Ianniello was president and chief working officer beneath former CEO Les Moonves, and he sided with Moonves in making an attempt to dam the merger, arguing it could be dangerous for CBS. Redstone owned a controlling stake in each corporations by Nationwide Amusements Inc., and was searching for to mix them to realize better scale.
However after Moonves’ ouster over misconduct allegations in September 2018, Ianniello had a change of coronary heart. As performing CEO of CBS, he supported the merger.
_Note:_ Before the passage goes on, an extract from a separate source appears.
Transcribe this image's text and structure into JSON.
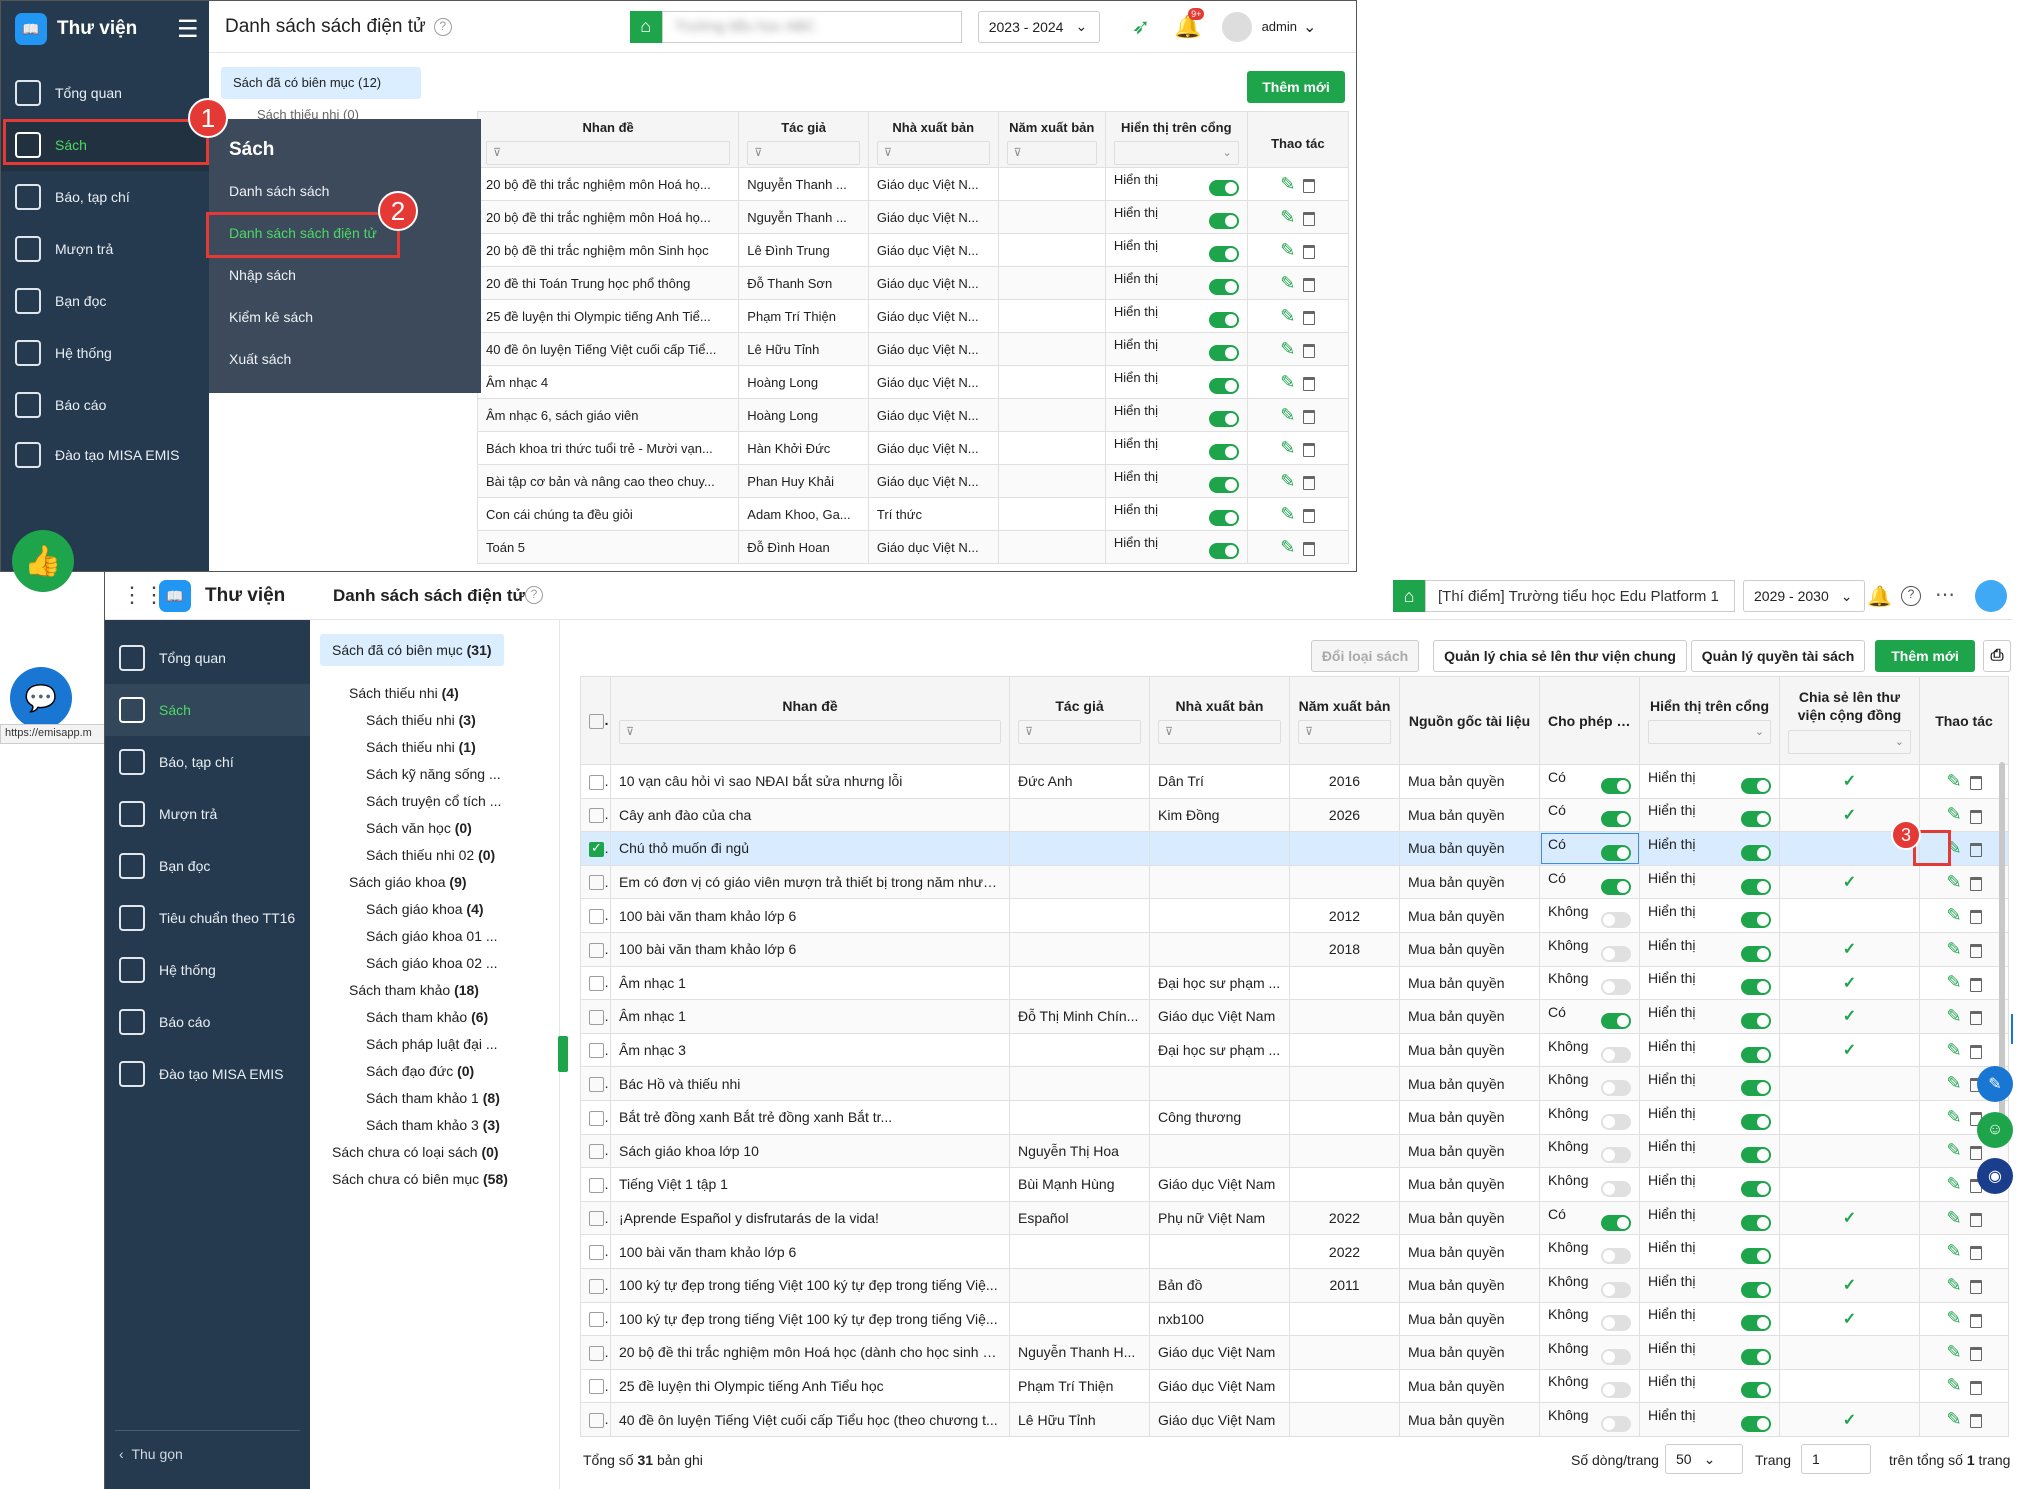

He left shortly after it was full, taking the $125 million severance.
A bunch of CBS shareholders filed swimsuit final April, accusing Redstone of losing the corporate’s cash, and of inflicting CBS to overpay for Viacom, which even she acknowledged was “tanking.”
Vice Chancellor Joseph Slights of the Delaware Chancery Court docket allowed the case to proceed on Wednesday, rejecting motions from Ianniello and ViacomCBS to dismiss it.
Within the 159-page ruling, Slights famous that Redstone had been important of Ianniello’s compensation bundle — which included a $60 million severance provision — when Ianniello was making an attempt to dam the merger. However as soon as he switched sides, the choose wrote, Redstone endorsed his pay bundle and supported giving him tens of thousands and thousands extra.
“Each Ianniello’s and Ms. Redstone’s 180-degree change from their prior positions help affordable inferences that Ianniello’s enriched severance compensation was a quid professional quo and that he violated his fiduciary responsibility, with the Director Defendants’ assist, by giving his loyalty to Ms. Redstone in return,” Slights wrote. “By promoting his endorsement for the Merger — which Plaintiffs nicely plead Ianniello knew was dangerous for CBS stockholders — Ianniello conceivably violated his fiduciary responsibility of loyalty.”
Ianniello has disputed this, noting that as a CBS shareholder his incentives had been aligned with these of the plaintiffs. However in a footnote, the choose mentioned he was unpersuaded.
“At this stage, Ianniello has provided no foundation that might enable the Court docket to disclaim Plaintiffs the affordable inference that his contractual incentive to help the allegedly unfair merger overpowered his counteracting incentive as a stockholder to help solely a good merger,” Slights wrote.
Final month, Slights additionally allowed Viacom shareholders to proceed with a separate swimsuit difficult the merger.
In every case, the stockholders argue that Shari Redstone disregarded their pursuits when she put in loyal board members at CBS and compelled the merger.